Is there any way to spot a would-be winning slot machine?

Dave from Yale, USA

Other than progressive games with a sufficiently large jackpot, no.

Just wondering about your opinion of altering the frequency table in craps by pre-setting the dice.

Thom from San Francisco, USA

I'm very skeptical of it. I go over some of the experiments on the topic in my craps appendix 3.

How should I play the following hands in deuces wild video poker if both a flush and four of a kind pay 4 to 1? (1) two pair, (2) deuce and two suited high cards

Marvin

I'm going to assume the rest of the pay table is the same as full pay deuces wild. In this case (1) keep the two pair, (2) keep the deuce and both high cards.
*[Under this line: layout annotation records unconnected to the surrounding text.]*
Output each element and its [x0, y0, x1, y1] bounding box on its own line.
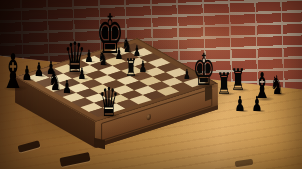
black-pawn-a5[interactable]: ♟	[59, 78, 75, 96]
black-pawn-c5[interactable]: ♟	[75, 66, 89, 82]
captured-white-pawn[interactable]: ♟	[248, 94, 267, 115]
rook-glyph: ♜	[216, 69, 232, 99]
queen-glyph: ♛	[99, 82, 120, 122]
bishop-glyph: ♝	[1, 47, 26, 95]
pawn-glyph: ♟	[235, 94, 246, 115]
pawn-glyph: ♟	[252, 94, 263, 115]
captured-white-pawn[interactable]: ♟	[231, 94, 250, 115]
black-rook-e4[interactable]: ♜	[120, 56, 142, 80]
pawn-glyph: ♟	[62, 78, 71, 96]
photo-chess-scene: ♚♛♟♞♟♟♞♜♟♛♟♟♚♟♝♟♟♟♞♜♜♝♞♟♟	[0, 0, 302, 169]
black-queen-b2[interactable]: ♛	[91, 82, 127, 122]
captured-black-bishop[interactable]: ♝	[0, 47, 35, 95]
pawn-glyph: ♟	[78, 66, 86, 82]
drawer-knob[interactable]	[147, 113, 151, 120]
knight-glyph: ♞	[98, 48, 108, 68]
rook-glyph: ♜	[125, 56, 137, 80]
white-knight-e7[interactable]: ♞	[94, 48, 112, 68]
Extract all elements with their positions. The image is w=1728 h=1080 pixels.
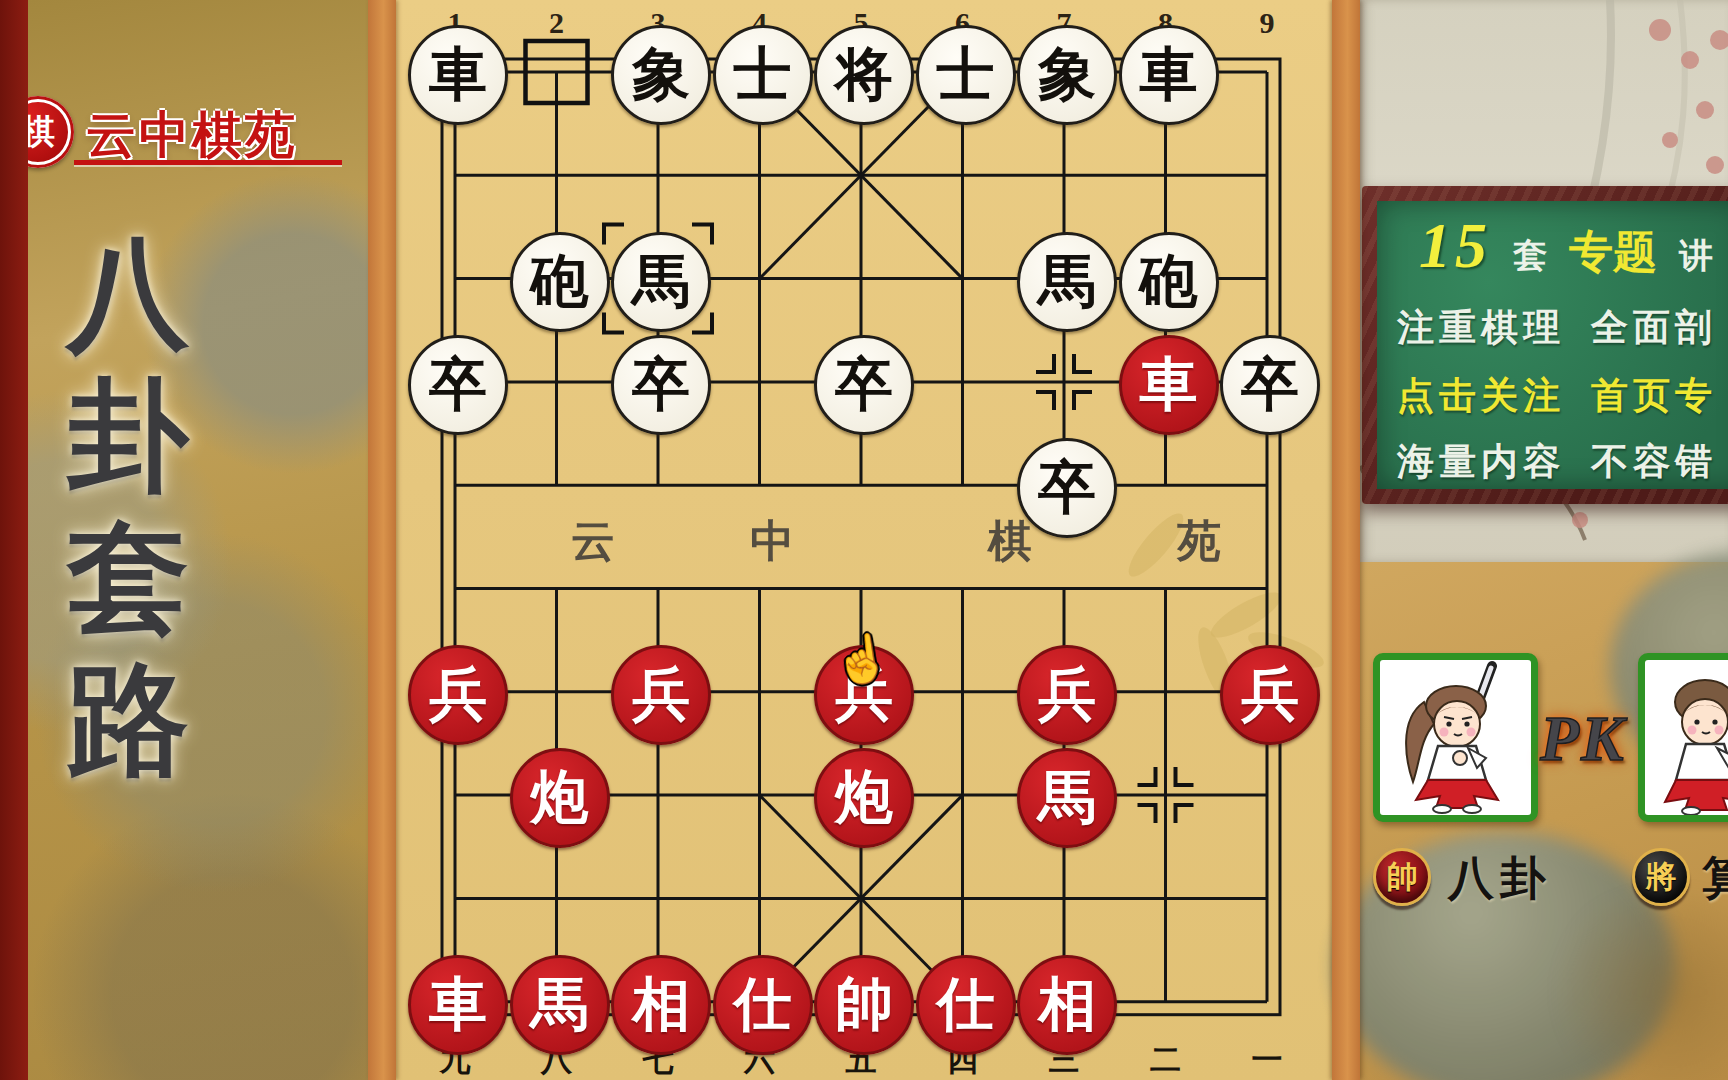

Is it still tough for an outsider to get in a poker game in Las Vegas with out running into "teams"? I hear a lot of casinos are shutting down their poker rooms.

Bob from Longmont, Colorado

If you read Dirty Poker by Richard Marcus, you'll likely be paranoid about collusion whenever you play with strangers. However, poker expert Ashley Adams answers this questions as follows:

I've played in nearly every public card room in Las Vegas and over 100 others around the country. At the lower limits I have never encountered collusion. Once in a 20/40 stud game, I thought that two players might have been colluding. I have heard that it may exist in the higher stakes games (about 20/40). But that typical tourist, playing 1/2 or 2/5 blind no-limit, or 10/20 or lower limit poker, is unlikely to ever encounter this.

Realtime Gaming's Joker Poker has the huge payout for a sequential royal flush, which give the game a positive expected value. My question: is it ever optimum play to keep a 10,J or Q in the correct position for the sequential RF, in what would otherwise be a throwaway hand?

Denis from Rochester, New York

You should keep the 10, J, and Q in the right positions unless you have a pat straight flush or a deuce. The expected value of this hand is about 28 times your bet, depending on the discards.

At Casino on Net, the new version software now offers a "double" and "half double" option after a win in video poker. The player loses on a tie. What is the house edge on these two options.

Jon from Danville, New Hampshire

The house edge, based on the money wagered, is 5.88%. Either way the house edge is 5.88% but with the half double you are only betting half as much. I would advise declining this bet.